Parallèlement à ces mesures, on peut penser à

b) renforcer les possibilités de soutien pédagogique des familles et du milieu local. Il apparaît important que l'aide soit apportée directement en classe, au lieu de la déléguer à un intervenant extérieur, comme c'est souvent le cas, à travers les devoirs à domicile ou la proposition faite aux parents de consulter les divers services para-scolaires. Renforcer les possibilités de soutien pédagogique des familles et du milieu local ne veut pas dire, à mon avis, leur déléguer les tâches qui seraient celles de l'école elle-même. Le but doit plutôt consister à donner aux familles les clés nécessaires et les moyens pour qu'ils puissent mieux définir leurs actions et interventions. Il s'agira par ailleurs d'inventer de nouvelles formes de collaboration, notamment avec les divers spécialistes psycho-pédagogues qui travaillent dans les services. Ceux-ci, souvent, seraient davantage utiles à l'intérieur de la classe, p. ex. sous forme de leur participation au team-teaching, permettant à l'enseignant de mieux différencier et individualiser ses interventions, et de trouver le temps de s'occuper des élèves en difficultés.

6. Stratégies de mise en oeuvre

La mise en place des mesures esquissées, ainsi que les compétences qu'elles exigent de la part des enseignants, entraînent une modification progressive des mentalités de tous les acteurs concernés, les amenant à partager un fort engagement pour faire apprendre tous les élèves. Afin que ce partage puisse avoir lieu, il faut que les acteurs se donnent les moyens de se com-muniquer leurs attentes, de les confronter et de les négocier, et enfin, de les mettre en pratique.

En priorité, il faut des stratégies de mise en oeuvre adéquates et efficaces, parmi lesquelles:

a) une formation de base et continue des enseignants (y compris les directeurs, inspecteurs, superviseurs etc.), dans le sens d'une meilleure exploitation des curricula, d'une meilleure perception des marges de créativité et d'autonomie, et dans le sens d'une maîtrise des formes et méthodes d'évaluation tant des processus que des produits des apprentissages;

b) une innovation au niveau local (établissements, enseignants réunis en groupes de travail stables, etc.) permettant la mise en place de nouvelles structures et pratiques qui tiennent compte des besoins, des convictions et des valeurs locales, plutôt que d'imposer des modifications de l'extérieur, vécues comme inacceptables et donc aussitôt rejetées;

c) un soutien inconditionnel par des agents externes (spécialistes des différentes disciplines, chercheurs, etc.), des intervenants capables d'aider à poser les problèmes et à mobiliser les acteurs du terrain pour traiter les problèmes progressivement, à amener les enseignants à fabriquer de nouvelles représentations relatives à leurs responsabilités face à la réussite des élèves.
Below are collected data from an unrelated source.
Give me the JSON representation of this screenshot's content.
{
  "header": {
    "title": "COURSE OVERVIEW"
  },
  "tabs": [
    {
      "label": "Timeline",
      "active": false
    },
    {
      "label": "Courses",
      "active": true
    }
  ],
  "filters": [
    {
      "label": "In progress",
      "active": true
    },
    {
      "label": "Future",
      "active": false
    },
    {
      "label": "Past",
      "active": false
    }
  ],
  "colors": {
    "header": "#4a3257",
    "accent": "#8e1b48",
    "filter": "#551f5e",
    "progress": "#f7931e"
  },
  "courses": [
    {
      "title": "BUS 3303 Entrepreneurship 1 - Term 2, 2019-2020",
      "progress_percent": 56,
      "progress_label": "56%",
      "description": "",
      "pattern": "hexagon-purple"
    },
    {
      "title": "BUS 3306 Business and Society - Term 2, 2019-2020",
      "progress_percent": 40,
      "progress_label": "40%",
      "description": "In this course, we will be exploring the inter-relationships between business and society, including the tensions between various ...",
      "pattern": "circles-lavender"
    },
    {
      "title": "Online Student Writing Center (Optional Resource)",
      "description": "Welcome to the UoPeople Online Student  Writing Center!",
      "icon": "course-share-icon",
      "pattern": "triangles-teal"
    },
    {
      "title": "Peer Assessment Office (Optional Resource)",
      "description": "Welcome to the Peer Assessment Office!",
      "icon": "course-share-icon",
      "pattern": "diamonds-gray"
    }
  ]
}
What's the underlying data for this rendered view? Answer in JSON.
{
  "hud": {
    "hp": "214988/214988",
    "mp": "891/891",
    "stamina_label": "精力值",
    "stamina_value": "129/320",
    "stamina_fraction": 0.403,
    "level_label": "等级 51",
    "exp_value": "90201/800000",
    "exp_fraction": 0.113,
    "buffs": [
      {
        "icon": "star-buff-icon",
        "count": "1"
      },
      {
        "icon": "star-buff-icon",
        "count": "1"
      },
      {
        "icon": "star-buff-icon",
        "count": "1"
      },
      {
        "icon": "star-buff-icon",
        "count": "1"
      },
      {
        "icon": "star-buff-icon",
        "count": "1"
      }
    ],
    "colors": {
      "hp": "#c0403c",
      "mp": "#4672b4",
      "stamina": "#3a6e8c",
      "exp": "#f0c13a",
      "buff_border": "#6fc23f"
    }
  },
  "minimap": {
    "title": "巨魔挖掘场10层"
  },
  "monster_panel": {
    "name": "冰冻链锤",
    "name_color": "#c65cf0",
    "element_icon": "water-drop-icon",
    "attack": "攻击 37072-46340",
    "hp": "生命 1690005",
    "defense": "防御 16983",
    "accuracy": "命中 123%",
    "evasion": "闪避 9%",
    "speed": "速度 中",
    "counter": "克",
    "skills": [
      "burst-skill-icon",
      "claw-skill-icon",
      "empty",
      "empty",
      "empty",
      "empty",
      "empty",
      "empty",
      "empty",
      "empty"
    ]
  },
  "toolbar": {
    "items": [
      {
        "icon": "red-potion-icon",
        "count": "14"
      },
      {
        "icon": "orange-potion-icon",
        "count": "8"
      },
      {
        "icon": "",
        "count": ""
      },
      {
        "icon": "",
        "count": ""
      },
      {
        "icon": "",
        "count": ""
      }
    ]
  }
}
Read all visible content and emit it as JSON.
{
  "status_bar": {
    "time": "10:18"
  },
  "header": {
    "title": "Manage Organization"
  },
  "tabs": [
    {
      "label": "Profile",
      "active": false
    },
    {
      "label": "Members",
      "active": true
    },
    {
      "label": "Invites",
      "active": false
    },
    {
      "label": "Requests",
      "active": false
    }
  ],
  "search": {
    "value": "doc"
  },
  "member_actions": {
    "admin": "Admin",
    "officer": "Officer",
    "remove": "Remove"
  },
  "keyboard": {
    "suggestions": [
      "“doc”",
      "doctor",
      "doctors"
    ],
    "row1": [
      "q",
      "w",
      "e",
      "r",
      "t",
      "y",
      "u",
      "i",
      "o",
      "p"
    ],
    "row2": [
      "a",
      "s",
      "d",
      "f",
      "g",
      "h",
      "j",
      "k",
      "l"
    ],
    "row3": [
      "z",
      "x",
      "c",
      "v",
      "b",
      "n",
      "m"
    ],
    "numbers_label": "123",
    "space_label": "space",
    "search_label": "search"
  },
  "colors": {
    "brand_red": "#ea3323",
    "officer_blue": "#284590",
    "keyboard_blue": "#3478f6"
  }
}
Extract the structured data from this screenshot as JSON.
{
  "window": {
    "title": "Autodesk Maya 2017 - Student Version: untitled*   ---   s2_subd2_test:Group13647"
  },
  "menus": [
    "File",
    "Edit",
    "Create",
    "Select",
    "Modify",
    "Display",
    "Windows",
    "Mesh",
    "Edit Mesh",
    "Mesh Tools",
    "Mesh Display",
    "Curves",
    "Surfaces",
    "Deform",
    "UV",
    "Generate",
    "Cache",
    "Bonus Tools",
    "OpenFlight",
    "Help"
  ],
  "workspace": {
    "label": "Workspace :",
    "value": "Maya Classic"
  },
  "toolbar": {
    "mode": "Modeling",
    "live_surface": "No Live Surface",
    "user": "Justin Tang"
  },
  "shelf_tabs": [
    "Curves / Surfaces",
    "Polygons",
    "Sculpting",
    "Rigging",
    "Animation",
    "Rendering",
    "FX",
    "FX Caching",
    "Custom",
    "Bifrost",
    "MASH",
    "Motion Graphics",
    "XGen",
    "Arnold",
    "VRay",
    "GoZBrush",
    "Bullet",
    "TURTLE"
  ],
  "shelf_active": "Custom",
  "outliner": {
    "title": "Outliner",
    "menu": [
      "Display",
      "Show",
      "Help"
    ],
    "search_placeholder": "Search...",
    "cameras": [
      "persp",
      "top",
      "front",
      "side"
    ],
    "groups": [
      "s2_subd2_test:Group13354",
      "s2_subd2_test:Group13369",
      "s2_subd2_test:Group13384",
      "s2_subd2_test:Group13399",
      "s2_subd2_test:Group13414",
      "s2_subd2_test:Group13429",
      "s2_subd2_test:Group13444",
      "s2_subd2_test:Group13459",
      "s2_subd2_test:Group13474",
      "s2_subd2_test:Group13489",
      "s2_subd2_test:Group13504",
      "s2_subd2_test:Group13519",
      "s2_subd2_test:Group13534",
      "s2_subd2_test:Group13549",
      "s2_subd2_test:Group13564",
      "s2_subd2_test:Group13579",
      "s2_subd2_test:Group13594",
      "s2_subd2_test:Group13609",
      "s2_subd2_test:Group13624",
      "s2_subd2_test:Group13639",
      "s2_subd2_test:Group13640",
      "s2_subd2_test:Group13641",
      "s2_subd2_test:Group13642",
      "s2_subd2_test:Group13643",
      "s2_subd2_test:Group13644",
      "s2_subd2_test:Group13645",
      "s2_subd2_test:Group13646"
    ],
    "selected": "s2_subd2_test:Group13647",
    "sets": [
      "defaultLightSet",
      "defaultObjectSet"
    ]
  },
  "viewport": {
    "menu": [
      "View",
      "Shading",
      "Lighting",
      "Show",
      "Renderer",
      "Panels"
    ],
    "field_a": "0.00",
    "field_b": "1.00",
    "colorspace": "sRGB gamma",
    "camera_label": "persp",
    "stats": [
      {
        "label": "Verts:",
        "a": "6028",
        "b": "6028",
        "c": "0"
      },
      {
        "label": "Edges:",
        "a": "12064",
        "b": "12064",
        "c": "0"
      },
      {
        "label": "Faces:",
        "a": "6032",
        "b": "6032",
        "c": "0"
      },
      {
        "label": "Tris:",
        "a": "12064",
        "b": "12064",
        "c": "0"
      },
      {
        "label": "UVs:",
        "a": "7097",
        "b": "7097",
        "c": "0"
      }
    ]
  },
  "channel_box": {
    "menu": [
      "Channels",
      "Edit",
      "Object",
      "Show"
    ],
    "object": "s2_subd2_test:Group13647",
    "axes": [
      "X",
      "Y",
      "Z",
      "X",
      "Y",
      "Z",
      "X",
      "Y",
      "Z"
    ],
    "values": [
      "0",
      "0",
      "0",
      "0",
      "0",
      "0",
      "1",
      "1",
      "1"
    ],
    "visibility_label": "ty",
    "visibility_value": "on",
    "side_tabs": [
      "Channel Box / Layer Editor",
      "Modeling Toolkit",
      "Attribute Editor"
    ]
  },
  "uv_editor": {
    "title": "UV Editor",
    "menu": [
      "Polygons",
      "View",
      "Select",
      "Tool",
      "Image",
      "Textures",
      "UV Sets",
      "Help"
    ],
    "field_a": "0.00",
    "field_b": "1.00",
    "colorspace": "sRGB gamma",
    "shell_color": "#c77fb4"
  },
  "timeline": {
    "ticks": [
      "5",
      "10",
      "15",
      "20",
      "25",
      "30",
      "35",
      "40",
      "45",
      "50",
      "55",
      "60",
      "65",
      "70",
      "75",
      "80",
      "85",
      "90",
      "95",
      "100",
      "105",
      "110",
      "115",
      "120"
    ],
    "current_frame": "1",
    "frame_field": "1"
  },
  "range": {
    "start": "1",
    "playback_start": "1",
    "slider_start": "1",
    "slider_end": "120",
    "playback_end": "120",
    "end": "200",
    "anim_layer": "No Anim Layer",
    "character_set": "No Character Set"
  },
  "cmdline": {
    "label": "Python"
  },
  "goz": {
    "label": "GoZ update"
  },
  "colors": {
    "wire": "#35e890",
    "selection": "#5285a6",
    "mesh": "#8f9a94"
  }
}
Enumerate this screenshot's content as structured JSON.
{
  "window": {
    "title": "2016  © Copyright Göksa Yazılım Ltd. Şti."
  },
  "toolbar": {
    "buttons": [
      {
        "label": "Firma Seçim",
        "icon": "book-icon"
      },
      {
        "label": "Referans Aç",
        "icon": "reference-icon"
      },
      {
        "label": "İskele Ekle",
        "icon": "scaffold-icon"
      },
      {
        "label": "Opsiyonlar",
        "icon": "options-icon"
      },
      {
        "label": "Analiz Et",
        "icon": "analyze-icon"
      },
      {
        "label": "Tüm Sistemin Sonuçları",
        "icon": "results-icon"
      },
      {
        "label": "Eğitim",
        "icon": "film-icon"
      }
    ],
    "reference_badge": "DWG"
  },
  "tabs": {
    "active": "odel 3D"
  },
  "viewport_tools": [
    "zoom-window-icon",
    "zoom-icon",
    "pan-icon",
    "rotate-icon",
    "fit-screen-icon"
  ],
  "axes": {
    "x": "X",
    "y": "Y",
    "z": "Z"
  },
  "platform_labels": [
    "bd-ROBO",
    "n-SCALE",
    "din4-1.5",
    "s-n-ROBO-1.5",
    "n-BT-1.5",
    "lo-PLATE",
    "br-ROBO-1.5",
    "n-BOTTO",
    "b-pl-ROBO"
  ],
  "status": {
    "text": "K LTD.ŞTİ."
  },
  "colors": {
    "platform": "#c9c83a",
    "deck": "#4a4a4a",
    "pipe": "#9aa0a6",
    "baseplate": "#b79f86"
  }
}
Voici quelques pistes qui semblent tout à fait réalisables aujourd'hui. Dans leur ensemble, elles représentent toutes un programme de rénovation du système scolaire, qui permettrait de lutter contre l'échec des uns, tout en maintenant la réussite des autres. La plupart des mesures proposées en priorité n'exigent pas de modification des structures dans un premier temps. Il s'agit d'abord d'agir sur les représentations des gens, c'est-à-dire de les rendre conscients des incohérences et par conséquent des effets pervers provoqués par leurs pratiques, et de les amener à en essayer d'autres, leur permettant ainsi de mieux faire face à la diversité.